Joseph Abraham: The Qatari government came up with very strong measures to support the economy, including a $20.5 billion support package. Commercial Bank is very active in supporting clients through several government programs. Like other banks, we deferred principal and interest payments on loans up to six months, at reduced interest rates. To ensure customer safety, we put a big focus on digital tools that keep the need for human interaction down. With mobile banking, ATM deposit machines and other technologies, we were able to make transaction banking safer, easier and more efficient for our customers.

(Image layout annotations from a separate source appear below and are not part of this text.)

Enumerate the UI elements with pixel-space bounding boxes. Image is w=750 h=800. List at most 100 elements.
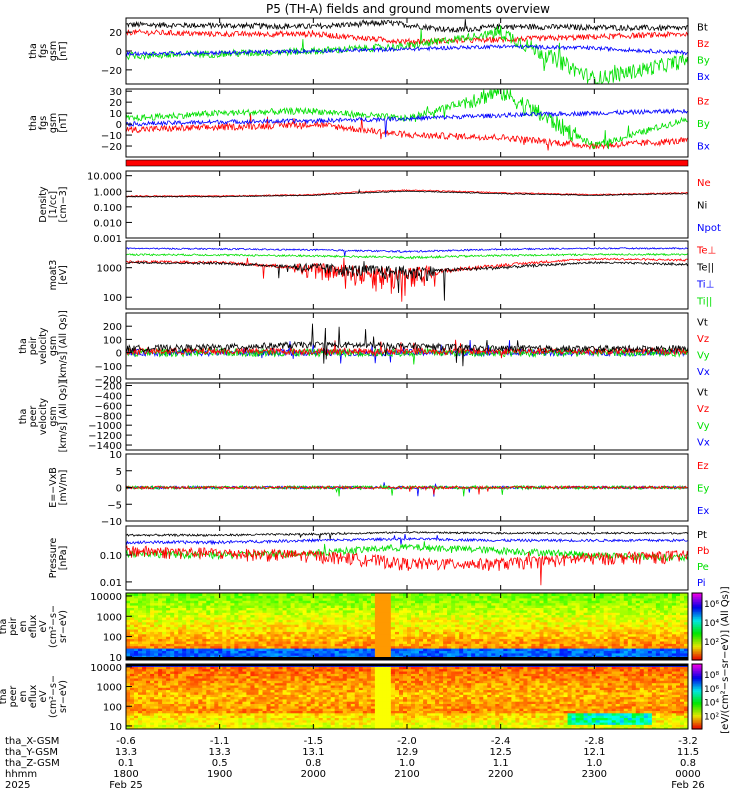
spectrogram-cell <box>370 645 376 649</box>
spectrogram-cell <box>142 687 147 691</box>
spectrogram-cell <box>162 614 167 618</box>
spectrogram-cell <box>334 631 340 635</box>
spectrogram-cell <box>182 633 187 637</box>
spectrogram-cell <box>230 640 235 644</box>
spectrogram-cell <box>459 640 464 644</box>
spectrogram-cell <box>350 612 356 616</box>
spectrogram-cell <box>354 602 360 606</box>
spectrogram-cell <box>346 648 352 651</box>
spectrogram-cell <box>435 619 440 623</box>
spectrogram-cell <box>655 628 661 632</box>
spectrogram-cell <box>680 614 685 618</box>
spectrogram-cell <box>134 701 139 704</box>
spectrogram-cell <box>146 712 151 716</box>
spectrogram-cell <box>282 652 288 656</box>
spectrogram-cell <box>431 616 436 620</box>
spectrogram-cell <box>539 597 545 601</box>
spectrogram-cell <box>459 650 464 654</box>
spectrogram-cell <box>575 607 581 611</box>
spectrogram-cell <box>370 600 376 604</box>
spectrogram-cell <box>190 609 195 613</box>
spectrogram-cell <box>230 614 235 618</box>
spectrogram-cell <box>495 631 500 635</box>
spectrogram-cell <box>627 616 633 620</box>
spectrogram-cell <box>202 689 207 693</box>
spectrogram-cell <box>463 645 468 649</box>
spectrogram-cell <box>527 631 532 635</box>
spectrogram-cell <box>599 645 605 649</box>
spectrogram-cell <box>627 621 633 625</box>
spectrogram-cell <box>262 624 268 628</box>
spectrogram-cell <box>234 609 239 613</box>
spectrogram-cell <box>270 593 276 596</box>
spectrogram-cell <box>146 609 151 613</box>
spectrogram-cell <box>198 595 203 599</box>
spectrogram-cell <box>519 650 524 654</box>
spectrogram-cell <box>242 612 247 616</box>
spectrogram-cell <box>479 655 484 659</box>
spectrogram-cell <box>298 648 304 651</box>
spectrogram-cell <box>519 595 524 599</box>
spectrogram-cell <box>463 600 468 604</box>
spectrogram-cell <box>258 600 264 604</box>
spectrogram-cell <box>306 655 312 659</box>
spectrogram-cell <box>551 600 557 604</box>
spectrogram-cell <box>655 595 661 599</box>
y-axis-label: [nT] <box>58 41 69 60</box>
spectrogram-cell <box>258 612 264 616</box>
spectrogram-cell <box>511 652 516 656</box>
spectrogram-cell <box>146 724 151 728</box>
spectrogram-cell <box>607 631 613 635</box>
spectrogram-cell <box>218 687 223 691</box>
spectrogram-cell <box>443 607 448 611</box>
spectrogram-cell <box>314 600 320 604</box>
spectrogram-cell <box>342 636 348 640</box>
spectrogram-cell <box>527 645 532 649</box>
spectrogram-cell <box>583 619 589 623</box>
spectrogram-cell <box>206 724 211 728</box>
spectrogram-cell <box>178 726 183 729</box>
spectrogram-cell <box>671 626 677 630</box>
spectrogram-cell <box>206 645 211 649</box>
spectrogram-cell <box>515 631 520 635</box>
spectrogram-cell <box>515 628 520 632</box>
spectrogram-cell <box>483 628 488 632</box>
spectrogram-cell <box>419 624 424 628</box>
spectrogram-cell <box>631 636 637 640</box>
spectrogram-cell <box>663 605 669 608</box>
spectrogram-cell <box>527 624 532 628</box>
spectrogram-cell <box>318 597 324 601</box>
spectrogram-cell <box>174 655 179 659</box>
spectrogram-cell <box>559 600 565 604</box>
spectrogram-cell <box>611 650 617 654</box>
spectrogram-cell <box>415 616 420 620</box>
spectrogram-cell <box>575 645 581 649</box>
spectrogram-cell <box>639 595 645 599</box>
legend-item: Ne <box>697 178 711 189</box>
spectrogram-cell <box>130 666 135 670</box>
legend-item: Te|| <box>696 263 714 274</box>
spectrogram-cell <box>314 643 320 647</box>
spectrogram-cell <box>587 605 593 608</box>
spectrogram-cell <box>322 655 328 659</box>
spectrogram-cell <box>499 636 504 640</box>
spectrogram-cell <box>415 609 420 613</box>
spectrogram-cell <box>226 631 231 635</box>
spectrogram-cell <box>362 631 368 635</box>
spectrogram-cell <box>559 655 565 659</box>
spectrogram-cell <box>230 655 235 659</box>
spectrogram-cell <box>166 719 171 723</box>
spectrogram-cell <box>174 673 179 677</box>
spectrogram-cell <box>262 655 268 659</box>
spectrogram-cell <box>563 605 569 608</box>
spectrogram-cell <box>182 645 187 649</box>
spectrogram-cell <box>226 708 231 711</box>
spectrogram-cell <box>178 640 183 644</box>
spectrogram-cell <box>399 614 404 618</box>
spectrogram-cell <box>459 636 464 640</box>
spectrogram-cell <box>583 626 589 630</box>
spectrogram-cell <box>659 655 665 659</box>
spectrogram-cell <box>250 600 255 604</box>
spectrogram-cell <box>342 612 348 616</box>
spectrogram-cell <box>226 643 231 647</box>
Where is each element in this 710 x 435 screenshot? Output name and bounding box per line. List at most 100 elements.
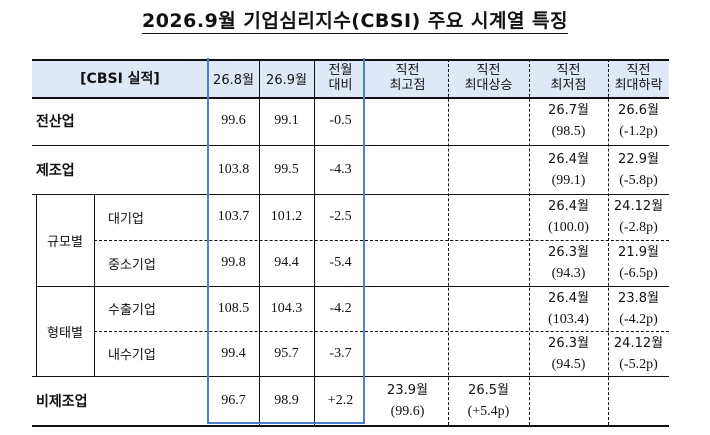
row-border	[36, 286, 669, 287]
cell-recent-max-rise: 26.5월 (+5.4p)	[448, 376, 529, 425]
current-month-highlight-bottom	[207, 422, 365, 424]
cell-recent-max-fall: 21.9월 (-6.5p)	[608, 240, 669, 286]
row-label: 수출기업	[108, 303, 156, 318]
recent-max-fall-date: 21.9월	[618, 245, 659, 260]
cell-recent-high	[367, 286, 448, 331]
col-border-sub	[94, 194, 95, 376]
cell-recent-high	[367, 194, 448, 240]
recent-max-fall-date: 26.6월	[618, 103, 659, 118]
group-label-type: 형태별	[47, 325, 83, 341]
header-mom: 전월 대비	[328, 63, 353, 93]
cell-recent-low: 26.4월 (99.1)	[529, 145, 608, 194]
cell-curr: 98.9	[274, 392, 299, 408]
cell-recent-low	[529, 376, 608, 425]
cell-prev: 108.5	[217, 300, 250, 316]
recent-max-fall-date: 24.12월	[613, 199, 664, 214]
cell-recent-high	[367, 145, 448, 194]
col-border-dashed	[529, 59, 530, 425]
header-recent-high: 직전 최고점	[389, 63, 426, 93]
cell-recent-max-fall: 26.6월 (-1.2p)	[608, 97, 669, 145]
cell-recent-low: 26.4월 (100.0)	[529, 194, 608, 240]
recent-low-date: 26.3월	[548, 245, 589, 260]
cell-prev: 99.6	[221, 113, 246, 128]
recent-low-date: 26.4월	[548, 199, 589, 214]
header-recent-max-rise: 직전 최대상승	[464, 63, 513, 93]
recent-low-value: (98.5)	[551, 124, 586, 139]
header-curr-month: 26.9월	[266, 72, 307, 88]
row-label: 제조업	[36, 162, 75, 179]
cell-recent-max-rise	[448, 145, 529, 194]
table-top-border	[32, 59, 669, 61]
col-border-left	[36, 194, 37, 376]
cell-mom: -3.7	[329, 345, 352, 361]
recent-low-value: (99.1)	[551, 172, 586, 188]
recent-low-date: 26.7월	[548, 103, 589, 118]
cell-recent-high	[367, 97, 448, 145]
table-bottom-border	[32, 425, 669, 427]
cell-curr: 104.3	[270, 300, 303, 316]
cell-prev: 99.8	[221, 255, 246, 270]
row-border-dashed	[94, 331, 669, 332]
cell-recent-high: 23.9월 (99.6)	[367, 376, 448, 425]
cell-mom: -4.2	[329, 300, 352, 316]
recent-high-date: 23.9월	[387, 382, 428, 398]
cell-recent-max-fall	[608, 376, 669, 425]
header-prev-month: 26.8월	[213, 72, 254, 88]
recent-max-fall-value: (-5.8p)	[619, 172, 658, 188]
cell-recent-max-rise	[448, 97, 529, 145]
cell-prev: 96.7	[221, 392, 246, 408]
cell-mom: +2.2	[327, 392, 354, 408]
cell-recent-low: 26.7월 (98.5)	[529, 97, 608, 145]
cell-recent-low: 26.3월 (94.3)	[529, 240, 608, 286]
header-recent-low: 직전 최저점	[550, 63, 587, 93]
cell-curr: 95.7	[274, 345, 299, 361]
current-month-highlight	[207, 58, 365, 424]
row-label: 전산업	[36, 114, 75, 130]
row-label: 내수기업	[108, 348, 156, 363]
cell-curr: 99.1	[274, 113, 299, 128]
recent-max-fall-date: 23.8월	[618, 290, 659, 306]
recent-low-value: (103.4)	[548, 311, 589, 327]
row-label: 중소기업	[108, 257, 156, 273]
recent-max-fall-date: 24.12월	[613, 335, 664, 351]
row-border	[32, 194, 669, 195]
row-border	[32, 145, 669, 146]
cell-recent-max-rise	[448, 331, 529, 376]
cell-recent-low: 26.4월 (103.4)	[529, 286, 608, 331]
recent-low-value: (94.5)	[551, 356, 586, 372]
cell-mom: -0.5	[329, 113, 352, 128]
recent-low-date: 26.3월	[548, 335, 589, 351]
cell-prev: 103.7	[217, 209, 250, 224]
cell-recent-max-rise	[448, 286, 529, 331]
page-title: 2026.9월 기업심리지수(CBSI) 주요 시계열 특징	[141, 10, 569, 34]
recent-max-fall-value: (-2.8p)	[619, 220, 658, 235]
cell-recent-high	[367, 240, 448, 286]
cell-prev: 103.8	[217, 161, 250, 177]
header-bottom-border	[32, 97, 669, 99]
recent-max-fall-value: (-6.5p)	[619, 266, 658, 281]
recent-max-rise-date: 26.5월	[468, 382, 509, 398]
group-label-size: 규모별	[47, 234, 83, 250]
col-border-mom	[314, 59, 315, 425]
recent-max-rise-value: (+5.4p)	[467, 403, 510, 419]
cell-recent-max-rise	[448, 240, 529, 286]
recent-low-date: 26.4월	[548, 290, 589, 306]
cell-prev: 99.4	[221, 345, 246, 361]
cell-recent-max-fall: 24.12월 (-5.2p)	[608, 331, 669, 376]
cell-curr: 94.4	[274, 255, 299, 270]
row-border	[32, 376, 669, 377]
cell-mom: -4.3	[329, 161, 352, 177]
header-background	[32, 59, 669, 97]
row-label: 비제조업	[36, 393, 88, 410]
cell-mom: -2.5	[329, 209, 352, 224]
cell-recent-high	[367, 331, 448, 376]
recent-max-fall-date: 22.9월	[618, 151, 659, 167]
col-border-month	[259, 59, 260, 425]
recent-max-fall-value: (-5.2p)	[619, 356, 658, 372]
cell-recent-max-fall: 24.12월 (-2.8p)	[608, 194, 669, 240]
header-label: [CBSI 실적]	[80, 71, 160, 87]
recent-max-fall-value: (-4.2p)	[619, 311, 658, 327]
cell-recent-max-fall: 22.9월 (-5.8p)	[608, 145, 669, 194]
header-recent-max-fall: 직전 최대하락	[614, 63, 663, 93]
cell-curr: 101.2	[270, 209, 303, 224]
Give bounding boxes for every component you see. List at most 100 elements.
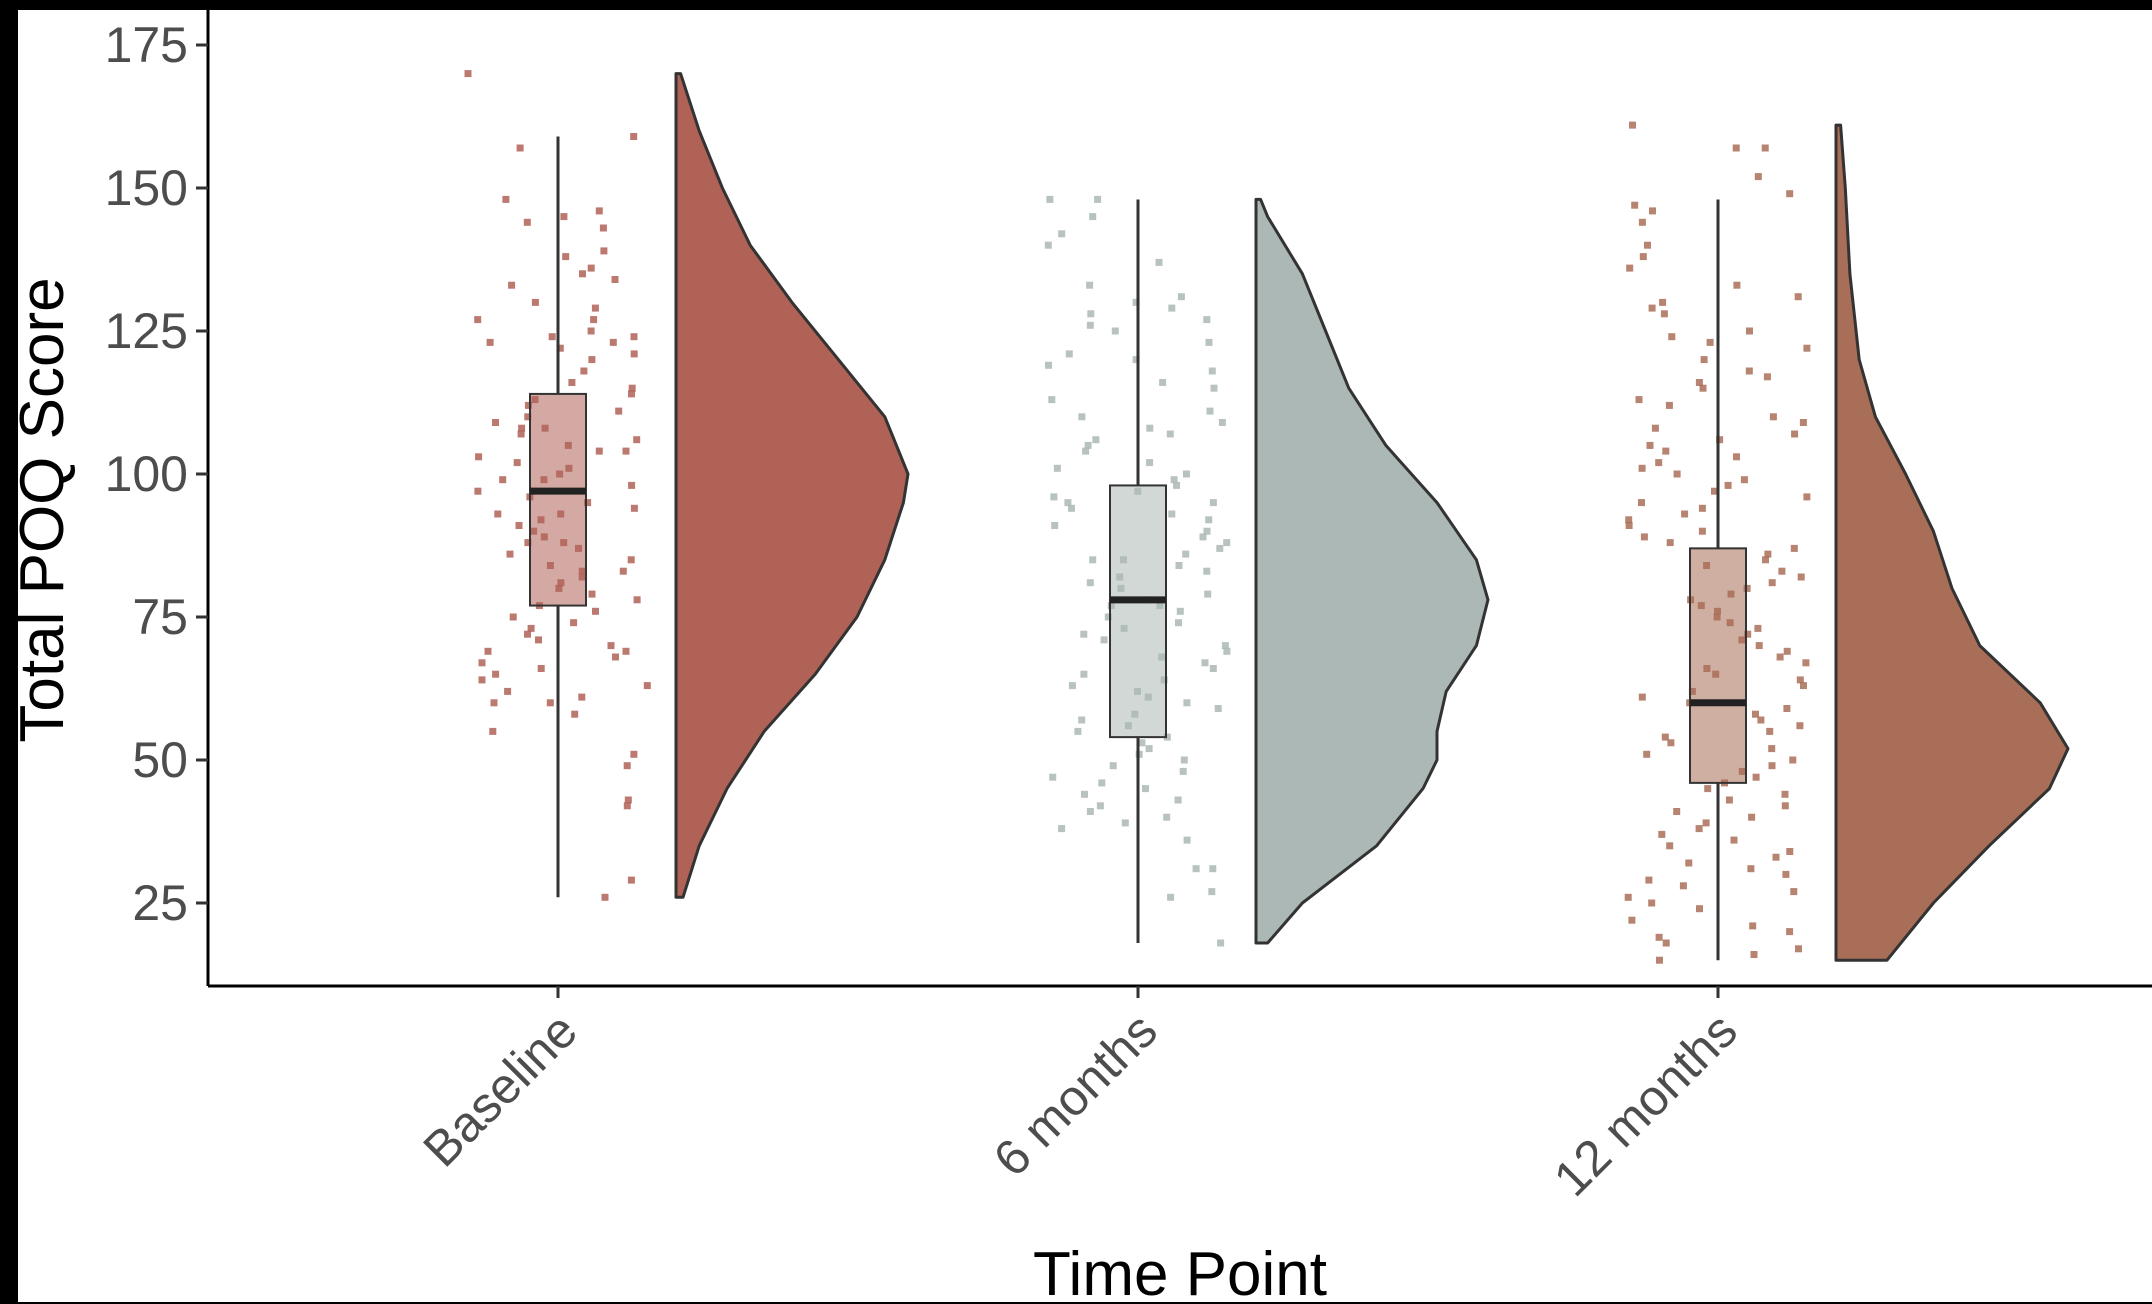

GF: What are some of the biggest challenges ahead?

Abraham: Airlines, hospitality services, restaurants and retail businesses are heavily affected. People employed in these sectors are also heavily affected, with some facing salary reductions or even losing their jobs. We are monitoring this and offering assistance to customers facing these situations.

GF: What are some of the lessons learned from this crisis?

Abraham: The crisis has pushed our ability to work very nimbly and collaboratively across teams. All had to work together to deliver to the client despite the challenges. The crisis also accelerated the adoption of non-face-to-face transactional banking. Customers were forced to use mobile banking, do remittances online and use cash-deposit machines; and once they tried it, they found it was actually quite simple and intuitive. We have experienced a rapid change in customer behavior, and this presents a big opportunity.

I also see change in relationship management. As customers do more and more of their transactions online, their interaction with the bank becomes more advisory—things like risk outlook or wealth management. Effective advisory needs face-to-face interaction with the client; but with Covid-19, a lot of people have adopted virtual-meeting technologies. I believe this will become a permanent part of existing relationships, but it will also extend our relationship-management capabilities to a wider base of clients—that’s better for the client and the bank.

GF: What new technologies are you betting on?

Abraham: We want to ensure that customers can do all of their transactions via mobile, so APIs [application programming interfaces] and open architecture are very important. But it’s not just a front-end matter, because in order to be really effective, the operational processes also have to be automated. That’s why we are putting a lot of emphasis on robotic process automation. It improves client experience, risk profile and customer-data analytics. We are also looking closely at artificial intelligence, because the more transactions you do online, the more you generate data. This data gives us patterns of information which are very important from a KYC-AML [know your customer–anti-money laundering] perspective.

Due to the growing trend of organizing virtual meetings, we need to have a basis of authenticated interaction. Historically we used signatures, but today we can use biometrics. Commercial Bank is going to implement voice biometrics—we can identify a caller according to voice pattern. Similarly, a face could be authenticated during a virtual meeting.

GF: How do you balance compliance and innovation?

Abraham: I don’t think they are mutually exclusive; they actually go hand in hand. Checking things manually is very inefficient and ineffective. New technologies allow us to take data, analyze it, identify patterns and make better informed decisions, so compliance improves with technology.

GF: Where else do you see growth potential?

Abraham: I believe that people are now looking at their whole pattern of investment in a more diversified manner. In the GCC, there was a predilection towards real estate as the core investment concentration, yet prices across the region and globally have gone down. I think that while people will still have an interest in real estate, they will also look more into equity, bonds and even insurance. That will create growth opportunities in advisory and wealth management.